Blue Studies by Rachel Blau DuPlessis


I’m reading Blue Studios by Rachel Blau DuPlessis and barely can contain my excitement about this book. It thrills me on so many levels. First this is the sort of book that I want to write in twenty-five years. The prose is gorgeous and multi-layered. The analysis is deep in the world of modern and contemporary poetry and she also leaps across knowledges in ways that I envy. Lately, I realize that I have been reading books of criticism by poets that is the first book of criticism and there is a tremendous transformation between a first book and books written at the height of one’s career, which I think this book is. The breadth of knowledge combined with a longer-term, historical perspective is amazing. I’m dazzled by this book - and I’ve only completed the three essays, in part because I keep returning to reread each essay and underline new ideas and make new associations. This book speaks to me and I am trilled to be reading it.

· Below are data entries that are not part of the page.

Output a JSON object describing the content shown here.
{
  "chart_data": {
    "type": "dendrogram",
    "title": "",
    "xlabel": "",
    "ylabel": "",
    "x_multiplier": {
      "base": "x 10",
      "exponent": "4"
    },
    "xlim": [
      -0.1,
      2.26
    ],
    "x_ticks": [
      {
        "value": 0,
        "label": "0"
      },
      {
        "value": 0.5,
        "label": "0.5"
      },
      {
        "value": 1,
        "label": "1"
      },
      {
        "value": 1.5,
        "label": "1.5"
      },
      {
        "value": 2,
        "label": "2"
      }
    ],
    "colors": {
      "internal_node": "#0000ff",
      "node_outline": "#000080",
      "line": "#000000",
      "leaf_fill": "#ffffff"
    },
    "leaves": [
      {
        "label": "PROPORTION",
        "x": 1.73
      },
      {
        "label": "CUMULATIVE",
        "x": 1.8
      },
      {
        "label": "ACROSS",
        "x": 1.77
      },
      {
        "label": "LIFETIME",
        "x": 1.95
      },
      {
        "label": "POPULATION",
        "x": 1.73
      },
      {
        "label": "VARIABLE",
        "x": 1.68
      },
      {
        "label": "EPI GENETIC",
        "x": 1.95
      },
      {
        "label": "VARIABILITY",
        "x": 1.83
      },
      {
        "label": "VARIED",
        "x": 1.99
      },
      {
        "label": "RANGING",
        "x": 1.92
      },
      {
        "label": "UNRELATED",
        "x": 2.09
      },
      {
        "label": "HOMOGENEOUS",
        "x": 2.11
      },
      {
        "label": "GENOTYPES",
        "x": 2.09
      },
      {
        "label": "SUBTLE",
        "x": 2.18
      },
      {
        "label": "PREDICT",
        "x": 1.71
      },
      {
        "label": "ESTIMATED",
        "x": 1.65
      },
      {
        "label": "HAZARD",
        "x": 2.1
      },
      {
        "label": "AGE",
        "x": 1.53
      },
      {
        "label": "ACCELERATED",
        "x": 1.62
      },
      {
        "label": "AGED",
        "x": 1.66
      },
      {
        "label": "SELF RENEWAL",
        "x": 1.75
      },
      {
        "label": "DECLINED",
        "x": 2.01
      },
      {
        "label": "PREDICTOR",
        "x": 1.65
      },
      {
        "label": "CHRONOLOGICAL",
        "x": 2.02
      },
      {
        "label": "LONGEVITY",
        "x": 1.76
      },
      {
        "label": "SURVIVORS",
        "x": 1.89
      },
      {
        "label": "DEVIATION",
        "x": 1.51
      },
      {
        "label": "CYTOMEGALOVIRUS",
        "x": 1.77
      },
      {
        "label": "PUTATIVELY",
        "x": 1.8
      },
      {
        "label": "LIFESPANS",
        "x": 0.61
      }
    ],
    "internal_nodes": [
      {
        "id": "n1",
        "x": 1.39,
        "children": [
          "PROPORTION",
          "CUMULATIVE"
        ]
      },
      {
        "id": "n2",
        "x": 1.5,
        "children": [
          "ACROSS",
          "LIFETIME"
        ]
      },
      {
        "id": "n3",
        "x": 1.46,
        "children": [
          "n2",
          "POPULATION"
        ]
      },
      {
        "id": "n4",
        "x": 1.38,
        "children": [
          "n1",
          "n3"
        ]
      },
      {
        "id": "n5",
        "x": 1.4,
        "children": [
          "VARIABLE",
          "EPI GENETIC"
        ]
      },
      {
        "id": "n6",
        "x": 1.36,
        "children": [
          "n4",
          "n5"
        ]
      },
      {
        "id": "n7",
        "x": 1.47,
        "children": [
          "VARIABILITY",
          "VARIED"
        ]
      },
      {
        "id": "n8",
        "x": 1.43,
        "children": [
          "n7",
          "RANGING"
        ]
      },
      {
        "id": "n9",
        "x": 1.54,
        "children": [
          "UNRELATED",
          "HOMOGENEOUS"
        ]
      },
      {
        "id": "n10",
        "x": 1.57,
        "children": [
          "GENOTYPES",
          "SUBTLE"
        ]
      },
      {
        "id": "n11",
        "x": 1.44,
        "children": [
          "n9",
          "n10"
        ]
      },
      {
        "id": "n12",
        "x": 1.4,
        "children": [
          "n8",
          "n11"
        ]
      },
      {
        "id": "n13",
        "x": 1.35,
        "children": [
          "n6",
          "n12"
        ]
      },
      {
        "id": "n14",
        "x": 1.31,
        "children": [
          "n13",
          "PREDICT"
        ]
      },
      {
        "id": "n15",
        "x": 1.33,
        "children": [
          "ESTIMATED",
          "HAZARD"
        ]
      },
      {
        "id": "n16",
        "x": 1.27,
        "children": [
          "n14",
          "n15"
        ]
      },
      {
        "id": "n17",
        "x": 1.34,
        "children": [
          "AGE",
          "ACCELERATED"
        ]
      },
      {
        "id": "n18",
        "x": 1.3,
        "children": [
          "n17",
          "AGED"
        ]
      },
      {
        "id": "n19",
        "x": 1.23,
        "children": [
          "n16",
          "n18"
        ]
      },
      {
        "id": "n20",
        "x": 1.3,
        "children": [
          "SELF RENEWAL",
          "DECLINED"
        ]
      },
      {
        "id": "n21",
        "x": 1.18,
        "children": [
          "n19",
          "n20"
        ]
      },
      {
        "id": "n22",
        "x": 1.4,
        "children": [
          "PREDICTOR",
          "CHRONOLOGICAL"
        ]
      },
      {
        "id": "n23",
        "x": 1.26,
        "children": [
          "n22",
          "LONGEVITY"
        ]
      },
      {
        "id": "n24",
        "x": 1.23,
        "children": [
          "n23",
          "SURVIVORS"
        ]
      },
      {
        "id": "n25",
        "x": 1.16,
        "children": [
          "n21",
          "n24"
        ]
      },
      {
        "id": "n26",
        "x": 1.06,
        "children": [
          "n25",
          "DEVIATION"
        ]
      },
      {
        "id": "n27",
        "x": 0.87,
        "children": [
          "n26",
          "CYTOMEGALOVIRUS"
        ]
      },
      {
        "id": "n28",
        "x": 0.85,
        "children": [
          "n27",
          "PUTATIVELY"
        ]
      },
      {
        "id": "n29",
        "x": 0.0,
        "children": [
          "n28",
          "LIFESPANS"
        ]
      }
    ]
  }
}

The first section, “Attitudes and Practices,” contains three essays, “Reader, I married me: Becoming a Feminist Critic,” “f-words, An Essay on the Essay,” and “Blue Studio: Gender Arcades.” In “Reader, I married me,” DuPlessis recounts her evolution with feminism. The early years of feminism, when she was a graduate student at Columbia, have chilling stories for DuPlessis with extraordinary sexism at Columbia. How she found her voice, however, as a poet, as an essayist, and as a literary critic, is just riveting.

DuPlessis’s exploration of essays as a form and how that form relates to her political orientations are fascinating. Her earlier essay, “For the Etruscans,” has been used as an example of feminist innovations in the form. I have it and am pulling the book to sit and reread it. I remember being riveted by it when I was nineteen. I wonder how I will feel about it now.

Finally, “Blue Studio” is an essay about what it means to be a feminist poet. It is written in response to a letter that appeared in a Canadian journal, Open Letter, by Barbara Cole titled “Feminism from and to.“ As I think a central part of this essay and the apparent dialogue between the two is generational, I’m trying to get my hands on the letter by Barbara Cole. So far, no luck, but I’m hopeful and dogged in pursuing the original.

Here are a few links about Rachel Blau DuPlessis:

Rachel Blau DuPlessis CV

Review of Blue Studios by Andrew Mossin

Finally, a brief note that I had to write this blog entry just to expel some of my exuberance for the book so that I can write something more thoughtful and analytical for my class. I suppose it is somewhat gauche to just rave about a book, but I must do it somewhere and so this becomes that space.